To compare each unimodal sensor’s piezoelectric response at different deformation conditions, its noise signals under unmatched conditions should be considered. As shown in Supplementary Fig. 7, under tensioning deformation, the signals recorded from the bend, twist, and shear sensors are regarded as noises; they are all more significant than the control’s signals. Besides, these noises increase with increasing the tensioning deformation level that is directly reflected by the tension sensor. In other words, the noises increase with increasing the signal of the tension sensor. This causes big trouble in comparing each sensor’s exact piezoelectric response under different deformations and noise levels. To solve this problem, all Vp-p of the sensors under each deformation level are normalized by dividing the Vp-p of the matched sensor under the same deformation level using Eq. (1)−(4) to place all signals on the same scale (0–1), as summarized in Fig. 3b.

For each tensioning level:

$$V_{p - p}^\prime = \left[ {\frac{{V_{p - p}^{tension}}}{{V_{p - p}^{tension}}},\frac{{V_{p - p}^{bend}}}{{V_{p - p}^{tension}}},\frac{{V_{p - p}^{twist}}}{{V_{p - p}^{tension}}},\frac{{V_{p - p}^{shear}}}{{V_{p - p}^{tension}}}} \right]$$
(1)

For each bending level:

$$V_{p - p}^\prime = \left[ {\frac{{V_{p - p}^{tension}}}{{V_{p - p}^{bend}}},\frac{{V_{p - p}^{bend}}}{{V_{p - p}^{bend}}},\frac{{V_{p - p}^{twist}}}{{V_{p - p}^{bend}}},\frac{{V_{p - p}^{shear}}}{{V_{p - p}^{bend}}}} \right]$$
(2)

For each twisting level:

$$V_{p - p}^\prime = \left[ {\frac{{V_{p - p}^{tension}}}{{V_{p - p}^{twist}}},\frac{{V_{p - p}^{bend}}}{{V_{p - p}^{twist}}},\frac{{V_{p - p}^{twist}}}{{V_{p - p}^{twist}}},\frac{{V_{p - p}^{shear}}}{{V_{p - p}^{twist}}}} \right]$$
(3)

For each shearing level:

$$V_{p - p}^\prime = \left[ {\frac{{V_{p - p}^{tension}}}{{V_{p - p}^{shear}}},\frac{{V_{p - p}^{bend}}}{{V_{p - p}^{shear}}},\frac{{V_{p - p}^{twist}}}{{V_{p - p}^{shear}}},\frac{{V_{p - p}^{shear}}}{{V_{p - p}^{shear}}}} \right]$$
(4)

where \(V_{p - p}^\prime\) is the normalized Vp-p, \(V_{p - p}^{tension}\) is the Vp-p of the tension sensor under each deformation level, \(V_{p - p}^{bend}\) is the Vp-p of the bend sensor, \(V_{p - p}^{twist}\) is the Vp-p of the twist sensor, and \(V_{p - p}^{shear}\) is the Vp-p of the shear sensor.
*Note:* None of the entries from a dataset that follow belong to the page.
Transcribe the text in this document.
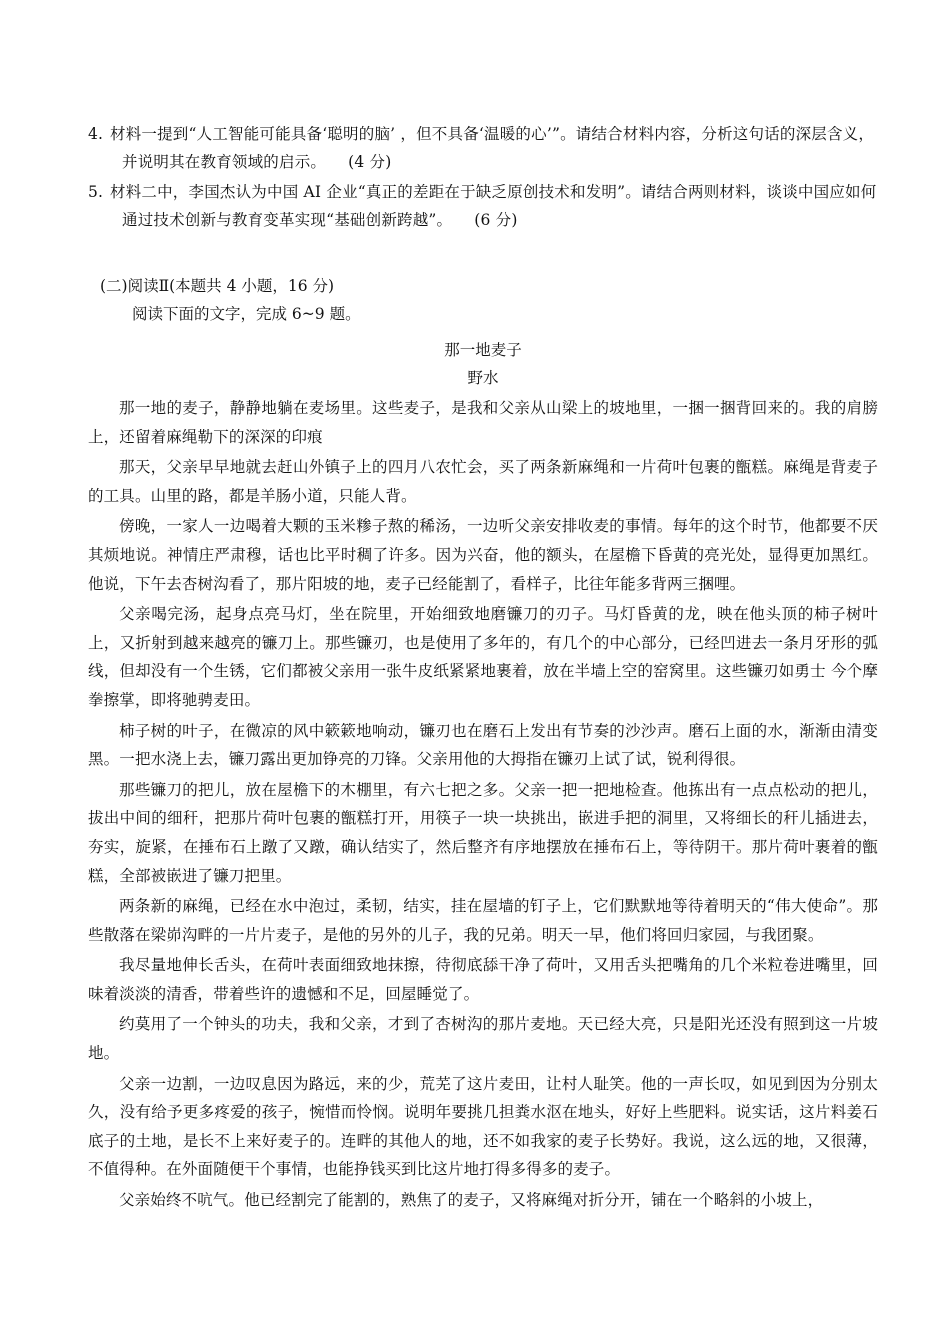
4. 材料一提到“人工智能可能具备‘聪明的脑’ ，但不具备‘温暖的心’”。请结合材料内容，分析这句话的深层含义，并说明其在教育领域的启示。 (4 分)
5. 材料二中，李国杰认为中国 AI 企业“真正的差距在于缺乏原创技术和发明”。请结合两则材料，谈谈中国应如何通过技术创新与教育变革实现“基础创新跨越”。 (6 分)
(二)阅读Ⅱ(本题共 4 小题，16 分)
阅读下面的文字，完成 6~9 题。
那一地麦子
野水

那一地的麦子，静静地躺在麦场里。这些麦子，是我和父亲从山梁上的坡地里，一捆一捆背回来的。我的肩膀上，还留着麻绳勒下的深深的印痕

那天，父亲早早地就去赶山外镇子上的四月八农忙会，买了两条新麻绳和一片荷叶包裹的甑糕。麻绳是背麦子的工具。山里的路，都是羊肠小道，只能人背。

傍晚，一家人一边喝着大颗的玉米糁子熬的稀汤，一边听父亲安排收麦的事情。每年的这个时节，他都要不厌其烦地说。神情庄严肃穆，话也比平时稠了许多。因为兴奋，他的额头，在屋檐下昏黄的亮光处，显得更加黑红。他说，下午去杏树沟看了，那片阳坡的地，麦子已经能割了，看样子，比往年能多背两三捆哩。

父亲喝完汤，起身点亮马灯，坐在院里，开始细致地磨镰刀的刃子。马灯昏黄的龙，映在他头顶的柿子树叶上，又折射到越来越亮的镰刀上。那些镰刃，也是使用了多年的，有几个的中心部分，已经凹进去一条月牙形的弧线，但却没有一个生锈，它们都被父亲用一张牛皮纸紧紧地裹着，放在半墙上空的窑窝里。这些镰刃如勇士 今个摩拳擦掌，即将驰骋麦田。

柿子树的叶子，在微凉的风中簌簌地响动，镰刃也在磨石上发出有节奏的沙沙声。磨石上面的水，渐渐由清变黑。一把水浇上去，镰刀露出更加铮亮的刀锋。父亲用他的大拇指在镰刃上试了试，锐利得很。

那些镰刀的把儿，放在屋檐下的木棚里，有六七把之多。父亲一把一把地检查。他拣出有一点点松动的把儿，拔出中间的细秆，把那片荷叶包裹的甑糕打开，用筷子一块一块挑出，嵌进手把的洞里，又将细长的秆儿插进去，夯实，旋紧，在捶布石上蹾了又蹾，确认结实了，然后整齐有序地摆放在捶布石上，等待阴干。那片荷叶裹着的甑糕，全部被嵌进了镰刀把里。

两条新的麻绳，已经在水中泡过，柔韧，结实，挂在屋墙的钉子上，它们默默地等待着明天的“伟大使命”。那些散落在梁峁沟畔的一片片麦子，是他的另外的儿子，我的兄弟。明天一早，他们将回归家园，与我团聚。

我尽量地伸长舌头，在荷叶表面细致地抹擦，待彻底舔干净了荷叶，又用舌头把嘴角的几个米粒卷进嘴里，回味着淡淡的清香，带着些许的遗憾和不足，回屋睡觉了。

约莫用了一个钟头的功夫，我和父亲，才到了杏树沟的那片麦地。天已经大亮，只是阳光还没有照到这一片坡地。

父亲一边割，一边叹息因为路远，来的少，荒芜了这片麦田，让村人耻笑。他的一声长叹，如见到因为分别太久，没有给予更多疼爱的孩子，惋惜而怜悯。说明年要挑几担粪水沤在地头，好好上些肥料。说实话，这片料姜石底子的土地，是长不上来好麦子的。连畔的其他人的地，还不如我家的麦子长势好。我说，这么远的地，又很薄，不值得种。在外面随便干个事情，也能挣钱买到比这片地打得多得多的麦子。

父亲始终不吭气。他已经割完了能割的，熟焦了的麦子，又将麻绳对折分开，铺在一个略斜的小坡上，
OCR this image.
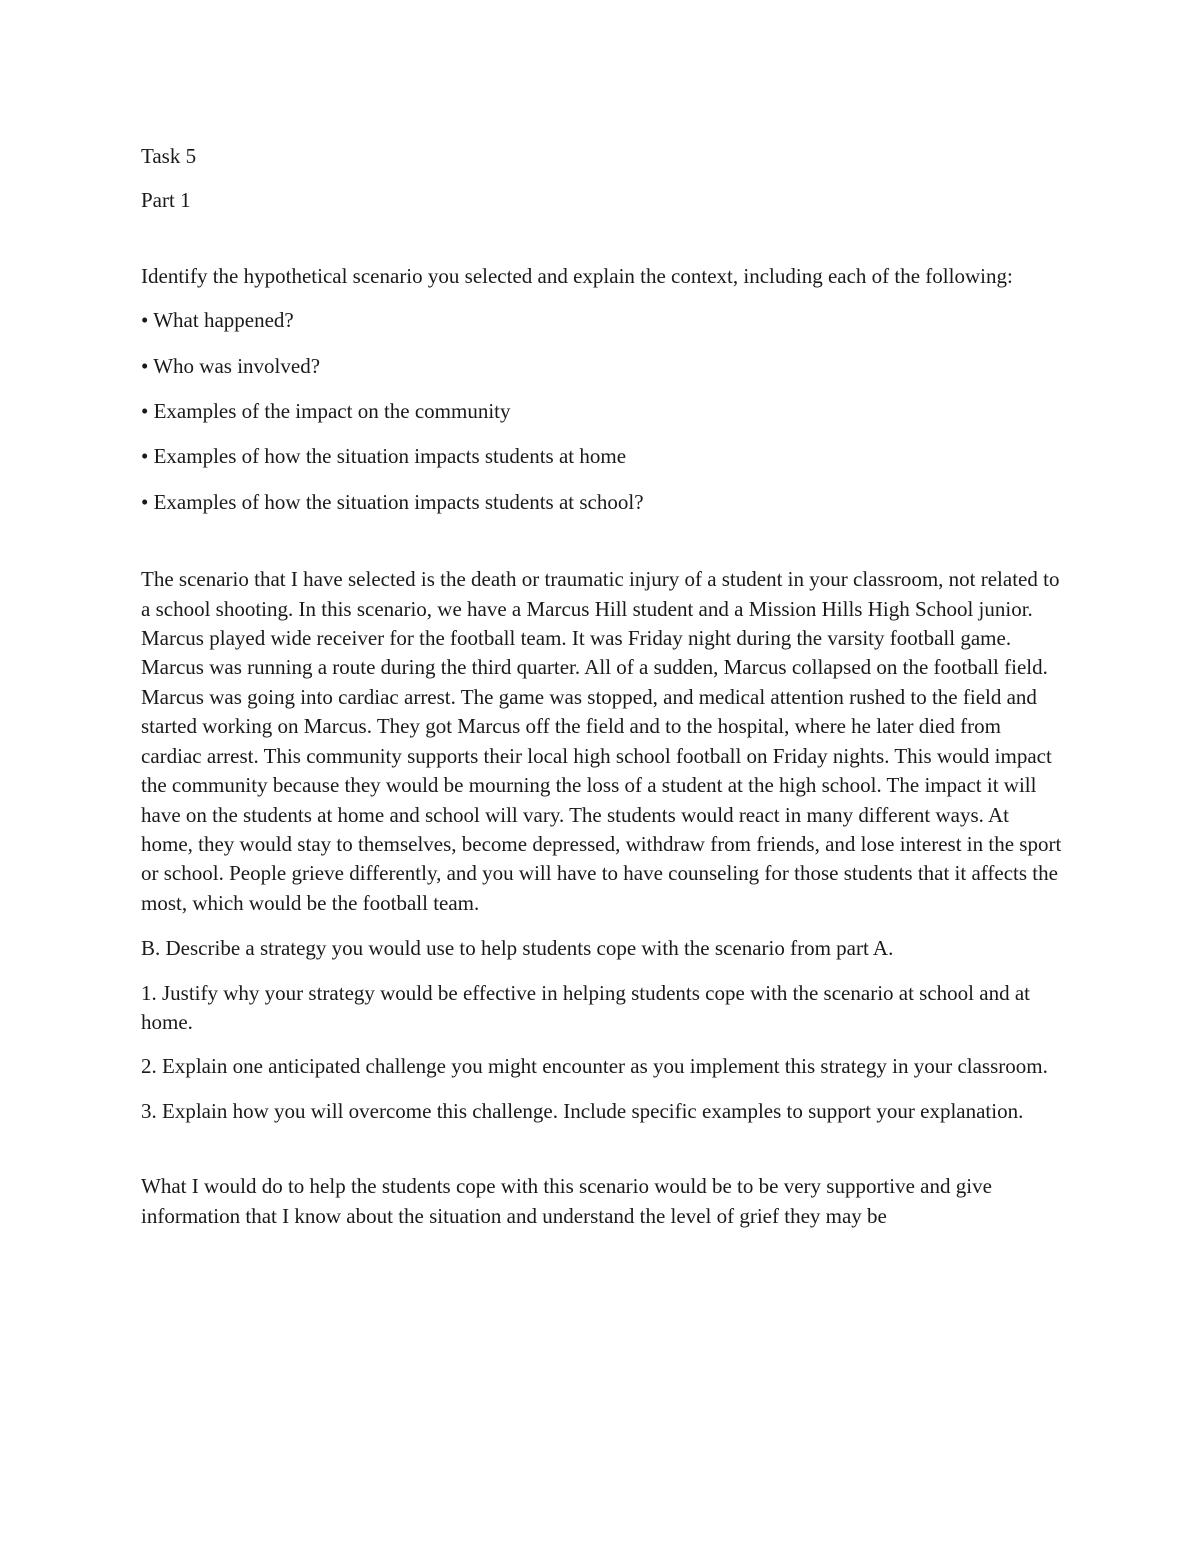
Task 5

Part 1

Identify the hypothetical scenario you selected and explain the context, including each of the following:

• What happened?

• Who was involved?

• Examples of the impact on the community

• Examples of how the situation impacts students at home

• Examples of how the situation impacts students at school?

The scenario that I have selected is the death or traumatic injury of a student in your classroom, not related to a school shooting. In this scenario, we have a Marcus Hill student and a Mission Hills High School junior. Marcus played wide receiver for the football team. It was Friday night during the varsity football game. Marcus was running a route during the third quarter. All of a sudden, Marcus collapsed on the football field. Marcus was going into cardiac arrest. The game was stopped, and medical attention rushed to the field and started working on Marcus. They got Marcus off the field and to the hospital, where he later died from cardiac arrest. This community supports their local high school football on Friday nights. This would impact the community because they would be mourning the loss of a student at the high school. The impact it will have on the students at home and school will vary. The students would react in many different ways. At home, they would stay to themselves, become depressed, withdraw from friends, and lose interest in the sport or school. People grieve differently, and you will have to have counseling for those students that it affects the most, which would be the football team.

B. Describe a strategy you would use to help students cope with the scenario from part A.

1. Justify why your strategy would be effective in helping students cope with the scenario at school and at home.

2. Explain one anticipated challenge you might encounter as you implement this strategy in your classroom.

3. Explain how you will overcome this challenge. Include specific examples to support your explanation.

What I would do to help the students cope with this scenario would be to be very supportive and give information that I know about the situation and understand the level of grief they may be
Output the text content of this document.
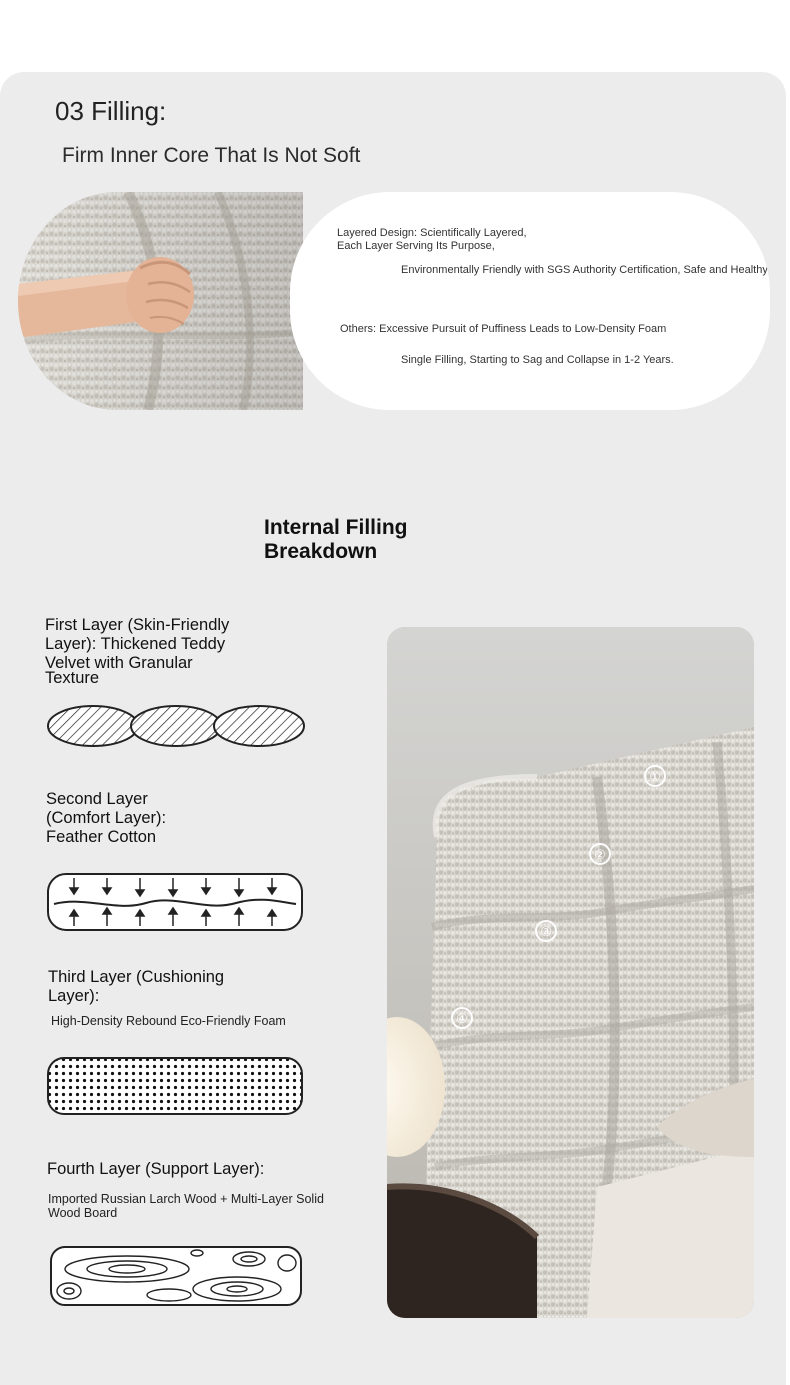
03 Filling:
Firm Inner Core That Is Not Soft
Layered Design: Scientifically Layered,
Each Layer Serving Its Purpose,
Environmentally Friendly with SGS Authority Certification, Safe and Healthy
Others: Excessive Pursuit of Puffiness Leads to Low-Density Foam
Single Filling, Starting to Sag and Collapse in 1-2 Years.
Internal Filling
Breakdown
First Layer (Skin-Friendly
Layer): Thickened Teddy
Velvet with Granular
Texture
Second Layer
(Comfort Layer):
Feather Cotton
Third Layer (Cushioning
Layer):
High-Density Rebound Eco-Friendly Foam
Fourth Layer (Support Layer):
Imported Russian Larch Wood + Multi-Layer Solid
Wood Board
①
②
③
④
Signal collection of the finger motion classification

For the finger motion classification, two sets of i-Glove were prepared and distributed to two participants. Every participant was asked to move the index finger for 100 trials wearing the i-Glove, and all characters were written by fixing the hand while moving the fingers. In each trial, the participants continuously move their fingers following the seven finger modes in Fig. 4b, and the time interval between finger motions is about 2 s. Similarly, for the finger-air-writing, each participant is asked to carry out 100 trials of air-writing wearing the i-Glove. In each test, every participant continuously writes the 13 characters using the index finger following the writing sequence shown in Supplementary Fig. 16. The writing time for each character is about 2 s. The output data of i-US from four channels are recorded at 100 Hz. The collected multi-channel data are then filtered digitally using a sixth-order low-pass Butterworth filter with a 10 Hz cut-off frequency and is segmented using a 1 s sliding window with 0.2 s increment. Since the spectrum of output data from i-US is observed to be less noisy and more distinguishable than the output data in the temporal domain, each segmented data channel is applied for fast Fourier transform (FFT). The transformed data is split into 80% and 20% and used as a training set and test set of CNN, respectively.